今年も頑張って投稿していきますのでよろしくお願いします。


またもや大河先生からお願い事をされ、アリーナでの鍛錬をしながら探すと、お願いされていた柿一箱が普通にあった。本当何でもありだなおい。そしてアリーナを探索していると、あの樹があった所に一本の矢が落ちていた。これは何だろう?

 

 「あのサーヴァントの物かもしれん。入手しておいた方が良かろう」

 

 ア―チャ―の言葉を信じ、その矢を入手した。
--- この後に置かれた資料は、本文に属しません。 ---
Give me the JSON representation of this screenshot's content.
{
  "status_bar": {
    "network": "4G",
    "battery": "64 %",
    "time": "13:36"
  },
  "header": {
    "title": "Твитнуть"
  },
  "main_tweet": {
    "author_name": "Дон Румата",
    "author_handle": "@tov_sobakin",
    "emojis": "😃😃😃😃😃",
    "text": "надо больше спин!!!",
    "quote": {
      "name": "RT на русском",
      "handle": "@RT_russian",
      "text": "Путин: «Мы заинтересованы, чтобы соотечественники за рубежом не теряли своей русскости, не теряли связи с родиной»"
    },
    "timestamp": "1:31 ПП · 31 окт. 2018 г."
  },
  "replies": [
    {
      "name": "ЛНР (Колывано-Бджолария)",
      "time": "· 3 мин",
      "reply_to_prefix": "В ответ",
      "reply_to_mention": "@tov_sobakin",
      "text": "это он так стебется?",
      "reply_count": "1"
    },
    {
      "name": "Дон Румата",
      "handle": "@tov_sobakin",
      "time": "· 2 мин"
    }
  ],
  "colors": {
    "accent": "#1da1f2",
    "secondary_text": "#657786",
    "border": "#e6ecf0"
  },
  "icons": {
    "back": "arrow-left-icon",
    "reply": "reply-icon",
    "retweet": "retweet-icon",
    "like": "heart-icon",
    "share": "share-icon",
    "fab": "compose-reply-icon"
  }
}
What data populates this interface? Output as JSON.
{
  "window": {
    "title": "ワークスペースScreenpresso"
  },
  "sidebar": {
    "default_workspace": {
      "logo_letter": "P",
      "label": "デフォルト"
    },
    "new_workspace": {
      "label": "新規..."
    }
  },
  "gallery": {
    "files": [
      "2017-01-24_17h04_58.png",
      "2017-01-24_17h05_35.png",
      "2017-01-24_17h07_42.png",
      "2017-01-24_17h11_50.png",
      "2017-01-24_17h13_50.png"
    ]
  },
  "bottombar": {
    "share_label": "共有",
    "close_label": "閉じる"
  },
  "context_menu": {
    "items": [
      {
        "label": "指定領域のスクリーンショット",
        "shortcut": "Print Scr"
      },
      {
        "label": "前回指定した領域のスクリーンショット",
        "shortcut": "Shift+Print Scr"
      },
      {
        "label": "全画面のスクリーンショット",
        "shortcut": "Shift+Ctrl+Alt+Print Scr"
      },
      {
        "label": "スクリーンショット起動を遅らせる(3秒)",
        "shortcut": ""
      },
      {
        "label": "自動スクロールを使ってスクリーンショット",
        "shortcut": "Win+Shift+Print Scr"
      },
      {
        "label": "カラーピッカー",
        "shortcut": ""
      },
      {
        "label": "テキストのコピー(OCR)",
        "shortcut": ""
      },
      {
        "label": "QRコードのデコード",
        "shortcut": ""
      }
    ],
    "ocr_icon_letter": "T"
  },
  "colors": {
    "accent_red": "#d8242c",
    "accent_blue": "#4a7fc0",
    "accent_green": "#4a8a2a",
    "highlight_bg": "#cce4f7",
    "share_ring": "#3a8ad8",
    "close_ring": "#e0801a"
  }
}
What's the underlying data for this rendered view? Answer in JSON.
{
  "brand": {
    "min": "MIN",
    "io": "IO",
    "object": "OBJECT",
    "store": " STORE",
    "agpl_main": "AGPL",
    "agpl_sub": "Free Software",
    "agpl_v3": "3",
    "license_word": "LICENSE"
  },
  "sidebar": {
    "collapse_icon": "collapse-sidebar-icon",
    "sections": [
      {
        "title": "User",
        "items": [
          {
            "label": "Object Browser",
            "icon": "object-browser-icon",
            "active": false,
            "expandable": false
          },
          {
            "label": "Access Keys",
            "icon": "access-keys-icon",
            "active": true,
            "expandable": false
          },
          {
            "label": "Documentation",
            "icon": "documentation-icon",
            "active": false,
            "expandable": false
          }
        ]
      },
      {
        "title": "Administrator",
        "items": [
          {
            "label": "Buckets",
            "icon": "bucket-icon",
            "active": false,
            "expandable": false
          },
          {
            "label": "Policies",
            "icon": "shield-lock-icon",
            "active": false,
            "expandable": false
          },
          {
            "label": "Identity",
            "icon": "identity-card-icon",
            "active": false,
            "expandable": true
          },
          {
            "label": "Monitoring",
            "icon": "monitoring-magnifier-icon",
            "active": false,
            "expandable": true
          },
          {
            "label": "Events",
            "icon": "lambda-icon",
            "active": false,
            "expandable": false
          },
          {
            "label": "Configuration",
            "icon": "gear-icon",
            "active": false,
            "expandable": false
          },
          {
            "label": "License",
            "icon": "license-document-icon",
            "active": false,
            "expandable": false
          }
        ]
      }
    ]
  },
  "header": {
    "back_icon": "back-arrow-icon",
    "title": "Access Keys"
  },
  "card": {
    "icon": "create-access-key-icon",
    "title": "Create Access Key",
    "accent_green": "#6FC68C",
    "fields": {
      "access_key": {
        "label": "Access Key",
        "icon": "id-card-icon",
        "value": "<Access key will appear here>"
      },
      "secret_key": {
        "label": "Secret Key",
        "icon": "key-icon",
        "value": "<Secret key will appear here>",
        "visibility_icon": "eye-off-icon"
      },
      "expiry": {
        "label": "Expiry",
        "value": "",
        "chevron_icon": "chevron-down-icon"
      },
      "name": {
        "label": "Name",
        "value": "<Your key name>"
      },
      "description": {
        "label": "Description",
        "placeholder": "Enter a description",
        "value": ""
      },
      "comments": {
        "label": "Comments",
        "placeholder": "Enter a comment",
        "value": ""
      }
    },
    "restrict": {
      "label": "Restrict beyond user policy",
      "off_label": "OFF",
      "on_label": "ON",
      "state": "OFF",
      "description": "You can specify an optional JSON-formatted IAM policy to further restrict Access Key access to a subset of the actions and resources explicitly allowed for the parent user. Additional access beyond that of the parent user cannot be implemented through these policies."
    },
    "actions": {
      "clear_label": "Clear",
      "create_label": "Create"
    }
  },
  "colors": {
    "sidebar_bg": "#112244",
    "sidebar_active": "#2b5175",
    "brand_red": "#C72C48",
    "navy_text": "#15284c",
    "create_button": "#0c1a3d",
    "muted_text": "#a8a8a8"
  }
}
そしてキリの良い所だったので、マイルームへ戻り、一日を終えた。

 

 

 

 次の日、教室から廊下へ出ると

 

 「(マスター)何やら嫌な気配がしておる。気をつけよ」

 

 ア―チャ―が姿を隠したまま助言してくれた。自分には分からないが、彼女の言う事だ、注意しておこう。とりあえず情報を集めよう。

 

 一階に降りるといつもは人がいるはずなのに、誰一人居なかった。

 

 「変じゃな、何人かはおる筈じゃが。もしやこの嫌な気配と関係あるのか?・・・まさか!?」

 

 そう言って姿を現し、戦闘態勢に移行した。それにつられて自分も端末から礼装を使用出来るよう構えた。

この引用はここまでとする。